Having clear business objectives for the project, executive buy-in, cross-functional collaboration and a strategic implementation plan in place before committing additional large sums of time and money to an archiving project and vendors or service providers will only improve the chances that the next generation solution will meet and perhaps exceed your organization’s expectations. Technology is an enabler of the business strategy.
Action item: Review existing solutions and capabilities to determine how best to manage the present state of IM readiness. Begin the next generation archiving solution search with the business need as the first priority followed by the development of a strategic IM plan.
Vendors selling archival solutions tend to focus on regulation requirements (SOX, HIPAA, etc) as a stick to get customers to purchase and end-users to meet compliance. One of the problems with this method is that the burden of tagging or creating meta-data gets thrown on the end-users without getting their buy-in or acceptance. Vendors need to do more than just sell the solution, they need to help customers adopt the technology in a way that is not onerous and where possible, to help add value to the company through revenue opportunities.

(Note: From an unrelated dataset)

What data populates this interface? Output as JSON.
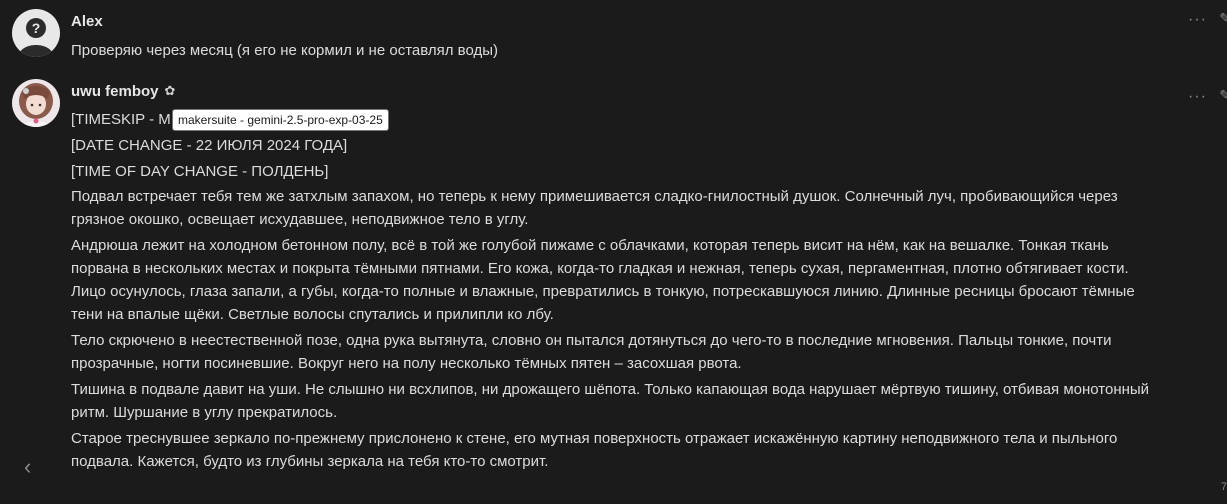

Museums have some of the most visible success stories in creating value from archives – see the recent JFK Digital Archive or Cooperstown. Engagements should include working with customers to fully understand the requirements and investigate value opportunities for long-term retention. This then needs to be broadly communicated to internal stakeholders, not simply handed down as a mandate. Cultural norms are difficult to change, but to be able to intelligently manage the environment and not simply extend all backup into the archive will require the buy-in of those that are closest to the data. Vendors have the opportunity to partner with customers to improve business processes.
Action item: Archiving is part of the Big Data trend. Vendors should help business move beyond seeing the growth of the retention as a challenge and facilitate utilizing information to extract value.
Many an email archive system in production today has been justified by the looming and pressing mandates of a law suit. The justification comes from the legal department based on cost reduction in the discovery process and reduction in expected loss from the law suit. The archiving and IT community know that the implementation is a kluge and of no use to any other department, but that will be fixed "later".
There is a compelling argument that "later" should be much sooner. The ongoing cost of keeping the (say) email archive in pace grows each year as the number and size of emails grow. That data cannot be used by other departments to (say) track customer satisfaction.
Perhaps most important of all, there an emerging breed of big data approaches using very different tools and databases that are unlocking the value in data from all sources, including archived data.
Action item: The archiving teams and senior management should fight to avoid archived data silos, especially those justified only by fear and compliance. Previous data silos should be eliminated as soon as possible and subsumed into general archives that meet the need of the organization as a whole within a specific industry. Justification should be based on value creation, and the ability to work with big data tools such as Hadoop.